Fiwix is an operating system kernel based on the UNIX architecture and fully focused on being POSIX compatible. It is designed and developed mainly as a hobbyist operating system, but it also serves for educational purposes. It runs on the i386 hardware platform and is compatible with a good base of existing GNU applications. It follows the System V Application Binary Interface and is also Linux 2.0 System Call ABI mostly compatible

The FiwixOS 3.2 operating system is a Fiwix distribution. It uses the Fiwix kernel, includes the GNU toolchain (GCC, Binutils, Make), it uses Newlib v4.2.0 as its C standard library, and Ext2 as its primary file system.

Features
Features according to the official website include:
 GRUB Multiboot Specification v1 compliant.
 Full 32bit protected mode non-preemptive kernel.
 POSIX compliant (mostly).
 For i386 processors and higher.
 Process groups, sessions and job control.
 Interprocess communication with pipes and signals.
 UNIX System V IPC (semaphores, message queues and shared memory).
 BSD file locking mechanism (POSIX restricted to whole file and advisory only).
 Virtual memory management up to 4GB (1GB physical only and no swapping yet).
 Linux 2.0 ABI system calls compatibility (mostly).
 ELF-386 executable format support (statically and dynamically linked).

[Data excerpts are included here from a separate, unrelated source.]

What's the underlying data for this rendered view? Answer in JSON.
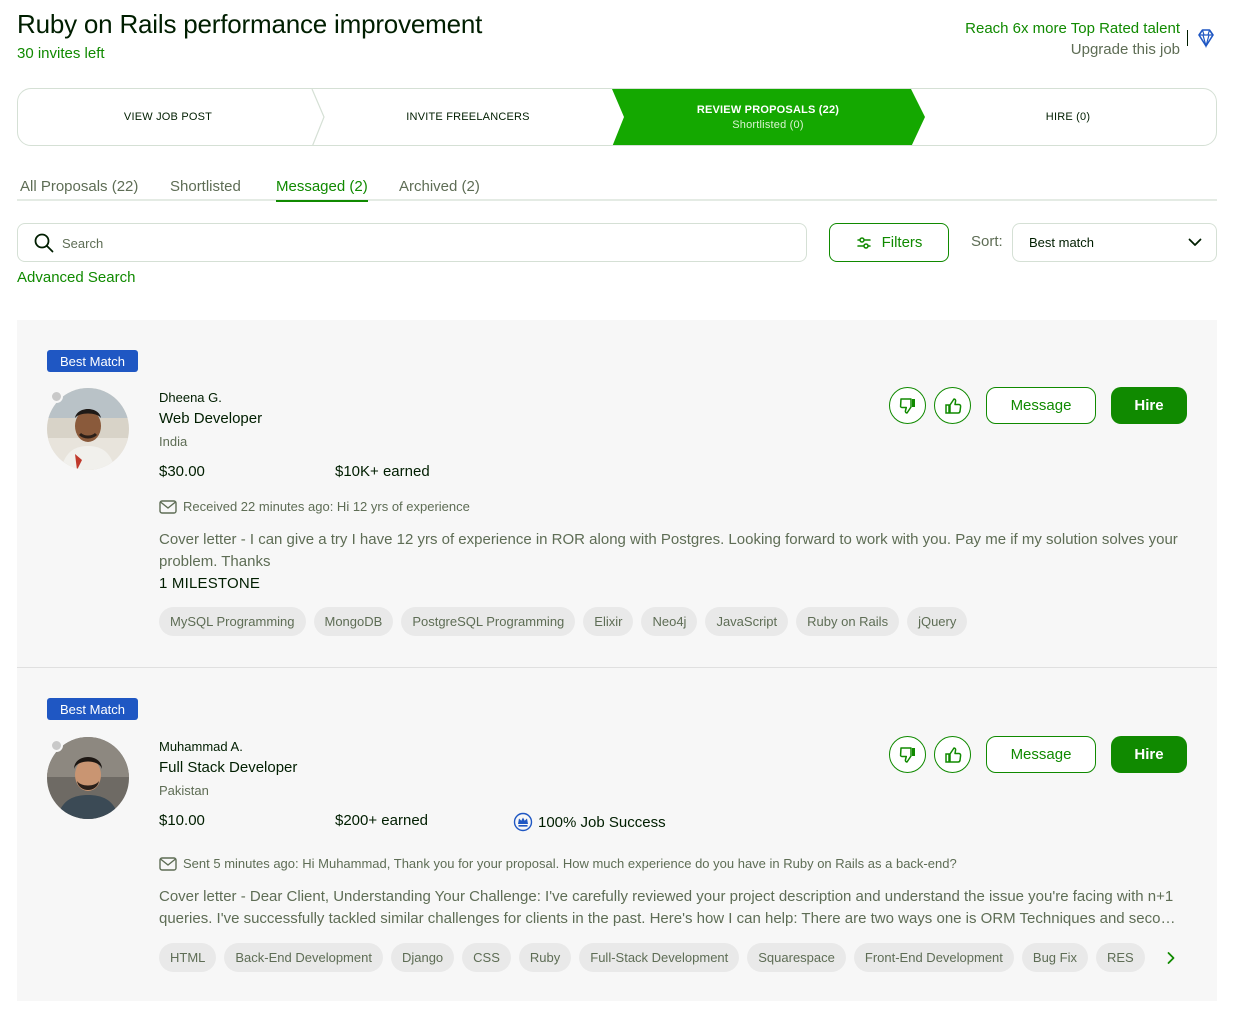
{
  "job": {
    "title": "Ruby on Rails performance improvement",
    "invites_left": "30 invites left",
    "upsell_reach": "Reach 6x more Top Rated talent",
    "upsell_upgrade": "Upgrade this job"
  },
  "steps": [
    {
      "label": "VIEW JOB POST"
    },
    {
      "label": "INVITE FREELANCERS"
    },
    {
      "label": "REVIEW PROPOSALS (22)",
      "sub": "Shortlisted (0)",
      "active": true
    },
    {
      "label": "HIRE (0)"
    }
  ],
  "tabs": [
    {
      "label": "All Proposals (22)"
    },
    {
      "label": "Shortlisted"
    },
    {
      "label": "Messaged (2)",
      "active": true
    },
    {
      "label": "Archived (2)"
    }
  ],
  "search": {
    "placeholder": "Search"
  },
  "filters_label": "Filters",
  "sort": {
    "label": "Sort:",
    "value": "Best match"
  },
  "advanced_search": "Advanced Search",
  "proposals": [
    {
      "badge": "Best Match",
      "name": "Dheena G.",
      "title": "Web Developer",
      "country": "India",
      "rate": "$30.00",
      "earned": "$10K+ earned",
      "message": "Received 22 minutes ago: Hi 12 yrs of experience",
      "cover_letter": "Cover letter - I can give a try I have 12 yrs of experience in ROR along with Postgres. Looking forward to work with you. Pay me if my solution solves your problem. Thanks",
      "milestone": "1 MILESTONE",
      "skills": [
        "MySQL Programming",
        "MongoDB",
        "PostgreSQL Programming",
        "Elixir",
        "Neo4j",
        "JavaScript",
        "Ruby on Rails",
        "jQuery"
      ],
      "message_button": "Message",
      "hire_button": "Hire"
    },
    {
      "badge": "Best Match",
      "name": "Muhammad A.",
      "title": "Full Stack Developer",
      "country": "Pakistan",
      "rate": "$10.00",
      "earned": "$200+ earned",
      "job_success": "100% Job Success",
      "message": "Sent 5 minutes ago: Hi Muhammad, Thank you for your proposal. How much experience do you have in Ruby on Rails as a back-end?",
      "cover_letter": "Cover letter - Dear Client, Understanding Your Challenge: I've carefully reviewed your project description and understand the issue you're facing with n+1 queries. I've successfully tackled similar challenges for clients in the past. Here's how I can help: There are two ways one is ORM Techniques and second is using caching strategies",
      "skills": [
        "HTML",
        "Back-End Development",
        "Django",
        "CSS",
        "Ruby",
        "Full-Stack Development",
        "Squarespace",
        "Front-End Development",
        "Bug Fix",
        "RES"
      ],
      "message_button": "Message",
      "hire_button": "Hire"
    }
  ],
  "colors": {
    "brand_green": "#108a00",
    "badge_blue": "#1f57c3"
  }
}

 Round Robin based scheduler algorithm (no priorities yet).
 VFS abstraction layer.
 Ext2 filesystem support with 1KB, 2KB and 4KB block sizes.
 Minix v1 and v2 filesystem support.
 Linux-like Proc filesystem support (read only).
 ISO9660 filesystem support with Rock Ridge extensions.
 RAMdisk device support.
 Initial RAMdisk (initrd) image support.
 SVGALib based applications support.
 PCI local bus support.
 Virtual consoles support (up to 12).
 Keyboard driver with Linux keymaps support.
 Frame buffer device support for VESA VBE 2.0+ compliant graphic cards.
 Serial port RS-232 driver support.
 Remote serial console support.
 QEMU Bochs-style debug console support.
 Basic implementation of a Pseudo-Random Number Generator.
 Floppy disk device driver and DMA management.
 IDE/ATA hard disk device driver.
 IDE/ATA ATAPI CD-ROM device driver.